You’ve heard the old joke right? When mankind first went into space, the only computers available were used to control the spacecraft. And so, humans needed, you know, pen-and-paper. Unfortunately, pens rely on the downward flow on ink, which in turn relies on gravity, which isn’t a given in space. And so the Americans apparently spent millions on research to develop a pen that would work in space. The Russians, who spent their millions on the spacecraft, used pencils.
The story isn’t true (more here). Regardless, the reason it sticks around in anyone’s head is it matches a lot of real life situations. Simple solutions don’t always get implemented first. Which brings me to the topic on my mind today, Amazon’s Kindle. Not the device, but the ecosystem.
Amazon is basically a retailer. While they’ve probably made a lot of money selling Kindle devices, their real interest is in selling books to people through their store, and redefining the publishing market. The proof’s in the pudding – they now have apps to read Kindle content via PCs, Macs, iPhones, iPads, BlackBerries, with “more reading apps on the way”. And you can buy Kindle books and read them on these devices without ever buying a Kindle. Clearly, the Kindle device itself isn’t central to this ecosystem.
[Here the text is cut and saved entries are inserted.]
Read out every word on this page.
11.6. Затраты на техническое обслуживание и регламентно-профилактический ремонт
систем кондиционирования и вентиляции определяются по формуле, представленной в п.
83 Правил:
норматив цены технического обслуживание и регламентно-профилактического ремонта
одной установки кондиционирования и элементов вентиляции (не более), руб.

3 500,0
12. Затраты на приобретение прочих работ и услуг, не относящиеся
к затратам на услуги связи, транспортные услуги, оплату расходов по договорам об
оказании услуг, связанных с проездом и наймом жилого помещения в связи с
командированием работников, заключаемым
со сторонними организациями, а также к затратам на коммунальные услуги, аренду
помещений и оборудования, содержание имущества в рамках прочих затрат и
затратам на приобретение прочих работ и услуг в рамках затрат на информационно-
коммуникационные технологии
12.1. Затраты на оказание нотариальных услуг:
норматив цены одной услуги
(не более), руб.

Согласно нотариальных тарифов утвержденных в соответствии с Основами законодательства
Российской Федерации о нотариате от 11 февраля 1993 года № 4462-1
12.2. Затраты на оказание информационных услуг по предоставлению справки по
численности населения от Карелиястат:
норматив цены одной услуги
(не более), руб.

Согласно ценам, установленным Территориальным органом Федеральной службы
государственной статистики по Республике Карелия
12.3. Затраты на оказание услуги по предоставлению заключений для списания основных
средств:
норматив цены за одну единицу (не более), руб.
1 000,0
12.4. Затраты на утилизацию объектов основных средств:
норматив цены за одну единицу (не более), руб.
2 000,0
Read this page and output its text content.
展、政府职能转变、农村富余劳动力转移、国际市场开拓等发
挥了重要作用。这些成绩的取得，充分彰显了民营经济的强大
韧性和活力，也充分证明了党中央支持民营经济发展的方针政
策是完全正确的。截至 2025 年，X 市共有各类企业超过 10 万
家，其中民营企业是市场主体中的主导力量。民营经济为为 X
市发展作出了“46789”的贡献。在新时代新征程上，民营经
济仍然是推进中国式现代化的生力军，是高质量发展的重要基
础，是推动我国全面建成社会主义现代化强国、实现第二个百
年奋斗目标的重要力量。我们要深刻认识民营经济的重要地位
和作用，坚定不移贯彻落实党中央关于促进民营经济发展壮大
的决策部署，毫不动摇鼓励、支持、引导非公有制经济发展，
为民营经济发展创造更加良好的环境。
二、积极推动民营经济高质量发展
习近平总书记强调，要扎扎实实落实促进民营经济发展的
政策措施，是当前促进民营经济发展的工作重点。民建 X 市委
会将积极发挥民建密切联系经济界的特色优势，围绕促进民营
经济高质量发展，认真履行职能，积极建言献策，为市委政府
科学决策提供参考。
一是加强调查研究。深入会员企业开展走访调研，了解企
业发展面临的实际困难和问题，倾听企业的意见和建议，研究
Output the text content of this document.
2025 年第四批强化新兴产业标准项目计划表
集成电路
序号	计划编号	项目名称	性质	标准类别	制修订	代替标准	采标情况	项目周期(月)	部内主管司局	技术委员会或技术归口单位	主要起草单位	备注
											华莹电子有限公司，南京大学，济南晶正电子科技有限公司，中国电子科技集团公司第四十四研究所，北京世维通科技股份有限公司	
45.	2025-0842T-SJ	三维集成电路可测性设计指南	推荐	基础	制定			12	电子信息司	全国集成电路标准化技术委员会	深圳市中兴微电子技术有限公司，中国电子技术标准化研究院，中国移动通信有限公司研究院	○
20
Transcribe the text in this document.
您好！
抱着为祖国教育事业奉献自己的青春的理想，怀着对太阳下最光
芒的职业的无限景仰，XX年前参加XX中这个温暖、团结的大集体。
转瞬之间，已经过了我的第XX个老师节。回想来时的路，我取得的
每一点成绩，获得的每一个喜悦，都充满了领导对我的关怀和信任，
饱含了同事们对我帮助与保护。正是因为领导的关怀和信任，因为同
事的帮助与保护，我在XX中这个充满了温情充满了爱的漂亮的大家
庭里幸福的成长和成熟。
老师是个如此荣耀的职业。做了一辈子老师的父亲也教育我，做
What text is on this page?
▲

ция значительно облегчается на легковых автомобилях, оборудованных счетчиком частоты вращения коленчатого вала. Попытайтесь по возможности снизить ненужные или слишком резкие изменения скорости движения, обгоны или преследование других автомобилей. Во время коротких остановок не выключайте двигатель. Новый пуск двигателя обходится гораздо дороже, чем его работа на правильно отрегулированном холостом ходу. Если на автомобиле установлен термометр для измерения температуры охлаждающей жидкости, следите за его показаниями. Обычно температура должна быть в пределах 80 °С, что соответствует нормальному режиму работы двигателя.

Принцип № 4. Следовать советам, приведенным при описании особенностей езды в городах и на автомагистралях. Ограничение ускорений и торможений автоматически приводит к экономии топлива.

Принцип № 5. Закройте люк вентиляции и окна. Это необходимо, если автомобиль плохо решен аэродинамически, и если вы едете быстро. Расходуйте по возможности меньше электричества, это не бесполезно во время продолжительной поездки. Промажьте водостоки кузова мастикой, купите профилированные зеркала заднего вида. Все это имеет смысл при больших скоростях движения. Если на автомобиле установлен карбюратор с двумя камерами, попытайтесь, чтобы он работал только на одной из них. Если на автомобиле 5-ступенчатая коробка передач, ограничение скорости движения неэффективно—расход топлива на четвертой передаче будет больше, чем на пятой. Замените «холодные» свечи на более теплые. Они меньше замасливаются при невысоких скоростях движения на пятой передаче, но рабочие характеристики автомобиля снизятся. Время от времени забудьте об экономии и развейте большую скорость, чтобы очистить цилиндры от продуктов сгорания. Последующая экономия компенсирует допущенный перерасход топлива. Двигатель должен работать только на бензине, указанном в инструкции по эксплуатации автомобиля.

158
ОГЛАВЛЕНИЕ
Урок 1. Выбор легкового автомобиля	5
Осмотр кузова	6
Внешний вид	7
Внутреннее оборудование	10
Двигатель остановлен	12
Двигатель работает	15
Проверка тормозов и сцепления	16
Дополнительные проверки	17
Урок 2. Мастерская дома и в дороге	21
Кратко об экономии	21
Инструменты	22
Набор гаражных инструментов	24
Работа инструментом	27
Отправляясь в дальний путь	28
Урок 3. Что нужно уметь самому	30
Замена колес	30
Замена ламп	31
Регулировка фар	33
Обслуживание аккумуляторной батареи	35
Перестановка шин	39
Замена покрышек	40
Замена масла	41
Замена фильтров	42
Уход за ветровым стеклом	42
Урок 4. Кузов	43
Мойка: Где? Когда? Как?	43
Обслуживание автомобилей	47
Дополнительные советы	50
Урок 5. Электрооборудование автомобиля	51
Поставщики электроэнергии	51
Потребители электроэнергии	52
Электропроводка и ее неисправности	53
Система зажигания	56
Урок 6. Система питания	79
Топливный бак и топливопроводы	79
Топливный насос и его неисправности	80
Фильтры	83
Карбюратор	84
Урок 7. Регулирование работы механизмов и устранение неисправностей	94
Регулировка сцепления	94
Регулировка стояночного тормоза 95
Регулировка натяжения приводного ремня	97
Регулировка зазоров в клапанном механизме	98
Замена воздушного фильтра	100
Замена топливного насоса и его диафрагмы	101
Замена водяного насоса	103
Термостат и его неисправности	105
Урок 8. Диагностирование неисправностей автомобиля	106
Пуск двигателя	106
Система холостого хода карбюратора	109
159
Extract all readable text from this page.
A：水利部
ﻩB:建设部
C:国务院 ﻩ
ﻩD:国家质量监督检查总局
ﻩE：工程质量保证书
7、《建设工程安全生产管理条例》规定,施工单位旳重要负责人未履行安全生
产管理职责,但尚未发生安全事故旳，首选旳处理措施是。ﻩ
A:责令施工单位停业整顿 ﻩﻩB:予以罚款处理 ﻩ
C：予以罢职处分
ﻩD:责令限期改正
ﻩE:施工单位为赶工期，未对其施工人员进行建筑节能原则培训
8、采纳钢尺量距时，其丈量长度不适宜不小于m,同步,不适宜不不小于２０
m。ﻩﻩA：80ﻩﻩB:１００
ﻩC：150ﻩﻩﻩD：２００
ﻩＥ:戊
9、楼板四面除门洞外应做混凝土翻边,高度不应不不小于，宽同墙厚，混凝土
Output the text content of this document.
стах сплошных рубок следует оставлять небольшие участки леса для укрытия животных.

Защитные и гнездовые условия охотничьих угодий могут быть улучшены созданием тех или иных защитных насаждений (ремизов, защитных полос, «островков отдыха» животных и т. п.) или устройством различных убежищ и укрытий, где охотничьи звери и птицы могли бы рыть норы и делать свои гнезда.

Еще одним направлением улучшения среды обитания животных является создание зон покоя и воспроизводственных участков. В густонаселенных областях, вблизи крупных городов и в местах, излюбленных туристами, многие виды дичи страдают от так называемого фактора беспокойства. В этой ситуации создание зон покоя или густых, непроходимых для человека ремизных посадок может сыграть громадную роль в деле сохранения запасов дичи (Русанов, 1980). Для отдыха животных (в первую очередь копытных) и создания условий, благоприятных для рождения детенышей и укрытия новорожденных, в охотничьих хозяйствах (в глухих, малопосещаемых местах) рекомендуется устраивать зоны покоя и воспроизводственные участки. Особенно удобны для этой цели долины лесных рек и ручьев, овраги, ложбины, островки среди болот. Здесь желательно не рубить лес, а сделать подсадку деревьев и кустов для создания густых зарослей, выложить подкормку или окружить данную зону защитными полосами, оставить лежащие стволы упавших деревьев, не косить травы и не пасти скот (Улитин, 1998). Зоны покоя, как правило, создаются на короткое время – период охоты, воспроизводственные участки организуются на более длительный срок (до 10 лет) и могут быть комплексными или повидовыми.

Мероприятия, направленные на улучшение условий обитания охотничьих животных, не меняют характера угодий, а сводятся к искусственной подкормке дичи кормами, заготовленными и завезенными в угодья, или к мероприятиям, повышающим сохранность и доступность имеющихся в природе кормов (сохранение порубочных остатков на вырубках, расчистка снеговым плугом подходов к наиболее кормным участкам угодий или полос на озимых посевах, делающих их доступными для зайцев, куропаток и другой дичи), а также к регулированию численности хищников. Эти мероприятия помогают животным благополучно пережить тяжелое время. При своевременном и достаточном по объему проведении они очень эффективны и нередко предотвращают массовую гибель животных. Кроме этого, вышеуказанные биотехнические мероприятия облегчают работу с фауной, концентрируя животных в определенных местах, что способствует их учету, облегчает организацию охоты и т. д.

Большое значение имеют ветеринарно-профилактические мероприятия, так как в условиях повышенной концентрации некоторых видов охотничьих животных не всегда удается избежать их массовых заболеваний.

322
I have to applaud the effort. Especially when they have a device as brilliant as the Kindle, opening up the ecosystem to include more devices is a commendable vision and a fascinating idea. It’s the first time a user can have an entire library of books available at the press of a button or the touch of a screen on so many devices. But, to truly transform that vision into reality, they’d need an Android app, a Palm app, a symbian app, a Chrome OS app, a Linux app… the list goes on. Wouldn’t it just be simple to — make a web app that’s accessible for any net-enabled device?
That will go farther, I’d argue, than any other reading-app effort in keeping users with the Kindle platform. Of the phones, you only have so much market penetration; and people just don’t have their computers with them all the time. While it’s probably too much to hope that Amazon or any other retailer will ever convince publishers to remove DRM completely from books, having a web app truly means your Kindle library is as open as possible. Go for it, Amazon.